Once we got all checked into the hotel the night before the renewal, he admitted with a grin that he had figured out what we were doing.
My Knight: “You act like I don’t know you at all. We’re on the coast. You’ve been checking the weather all week. I needed to pack a swimsuit. Obviously, we’re renewing our vows on the beach.”
He looked so smug and confident that I just opened my mouth in shock dismay and disappointment and let him think he was right.
The morning of the vow renewal, he announced he was going to shower and go to McDonald’s for coffee. I told him I had something special for him to wear.
When he stepped out of the shower, I was attired in my costume, and I announced I would be his “tavern wench” for the day.
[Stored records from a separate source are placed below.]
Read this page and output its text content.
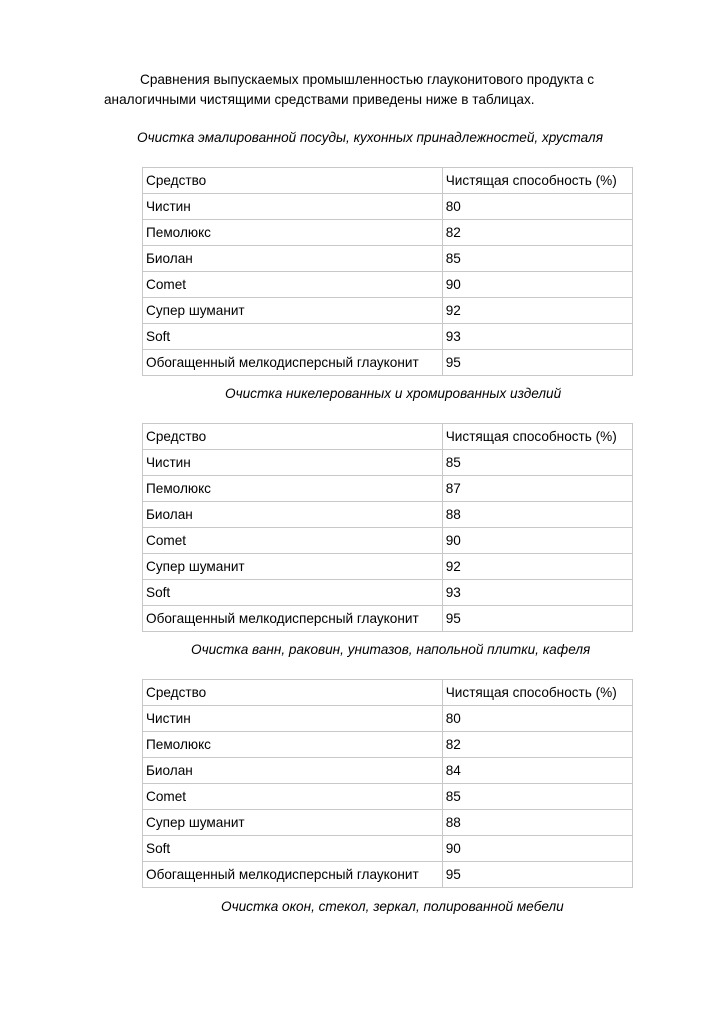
Сравнения выпускаемых промышленностью глауконитового продукта с
аналогичными чистящими средствами приведены ниже в таблицах.
Очистка эмалированной посуды, кухонных принадлежностей, хрусталя
Средство	Чистящая способность (%)
Чистин	80
Пемолюкс	82
Биолан	85
Comet	90
Супер шуманит	92
Soft	93
Обогащенный мелкодисперсный глауконит	95
Очистка никелерованных и хромированных изделий
Средство	Чистящая способность (%)
Чистин	85
Пемолюкс	87
Биолан	88
Comet	90
Супер шуманит	92
Soft	93
Обогащенный мелкодисперсный глауконит	95
Очистка ванн, раковин, унитазов, напольной плитки, кафеля
Средство	Чистящая способность (%)
Чистин	80
Пемолюкс	82
Биолан	84
Comet	85
Супер шуманит	88
Soft	90
Обогащенный мелкодисперсный глауконит	95
Очистка окон, стекол, зеркал, полированной мебели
He looked more than a bit confused, as he was convinced we were headed for the beach.
He covered his face with both hands, laughing hysterically in such a manner that I was not sure if it was a “Wow, this is hilarious but great” kind of laugh, or a “She has lost her freakin’ mind if she thinks I’m wearing that” kind of laugh. A couple of times he would open his fingers, look at the costume again, and then laugh harder. There were even a few tears, and I don’t think they were sentimental. I think they were more desperation and fear!
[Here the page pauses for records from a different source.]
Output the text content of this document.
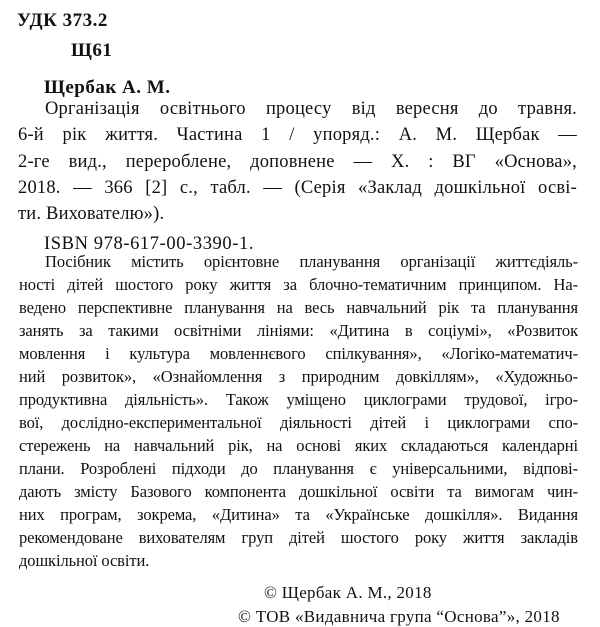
УДК 373.2
Щ61
Щербак А. М.
Організація освітнього процесу від вересня до травня.
6-й рік життя. Частина 1 / упоряд.: А. М. Щербак —
2-ге вид., перероблене, доповнене — Х. : ВГ «Основа»,
2018. — 366 [2] с., табл. — (Серія «Заклад дошкільної осві-
ти. Вихователю»).
ISBN 978-617-00-3390-1.
Посібник містить орієнтовне планування організації життєдіяль-
ності дітей шостого року життя за блочно-тематичним принципом. На-
ведено перспективне планування на весь навчальний рік та планування
занять за такими освітніми лініями: «Дитина в соціумі», «Розвиток
мовлення і культура мовленнєвого спілкування», «Логіко-математич-
ний розвиток», «Ознайомлення з природним довкіллям», «Художньо-
продуктивна діяльність». Також уміщено циклограми трудової, ігро-
вої, дослідно-експериментальної діяльності дітей і циклограми спо-
стережень на навчальний рік, на основі яких складаються календарні
плани. Розроблені підходи до планування є універсальними, відпові-
дають змісту Базового компонента дошкільної освіти та вимогам чин-
них програм, зокрема, «Дитина» та «Українське дошкілля». Видання
рекомендоване вихователям груп дітей шостого року життя закладів
дошкільної освіти.
© Щербак А. М., 2018
© ТОВ «Видавнича група “Основа”», 2018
But he is such a wonderful sport and such a gallant knight that he suited up with a smile. I offered to eliminate the hood, the sleeves, the gloves and the cape. But My Knight was determined to look the part. God, I love that man!!!
(He did, however, decide not to go to McDonald’s for coffee……)
I had never been to a Medieval Fair, and I have to say that we had a blast! There was jousting, and fencing, and a human chess tournament. We marveled at the dude on the wheel of death, and we were mesmerized by the traveling carillon. We saw fairies, and trolls, and acrobats and bagpipes. And of course, we ate lots of yummy, greasy fair food.
And I admit I did not research our costumes to make sure they were historically accurate. I was more concerned that they were economical and available at our local Halloween store. That being said, and at the risk of being hypocritical, I was amazed at the number of pirates, and specifically the swashbuckling red-coated Captain Hook style pirates, roaming around the Medieval Faire. M-E-D-I-E-V-A-L. Not a time period known for its buccaneers.
The other favorite attire was corsets. I have to say that I am so glad we no longer wear corsets on a daily basis. I never knew the female breast could be pushed, pinched, smashed, lifted, spread, shoved, and displayed in such a visual array. There was even one woman who I swear had FOLDED her breasts into the tight corset. There were literally lines running at a 45 degree angle from her armpit towards her nipples where the flesh was folded to the side and smashed into the tight constraints.
But I digress.
We ended up renewing our vows under a huge oak tree with a gentle breeze and a kind “bishop” who spoke with a heavy Scottish accent and nearly cracked us both up with his unexpected a capella rendition of “One Hand, One Heart”.
I am so thankful for the blessing of a happy, healthy marriage and a gallant and romantic Knight who will dress up in costume and publicly declare his love for me.
So yeah…..I signed up for another year.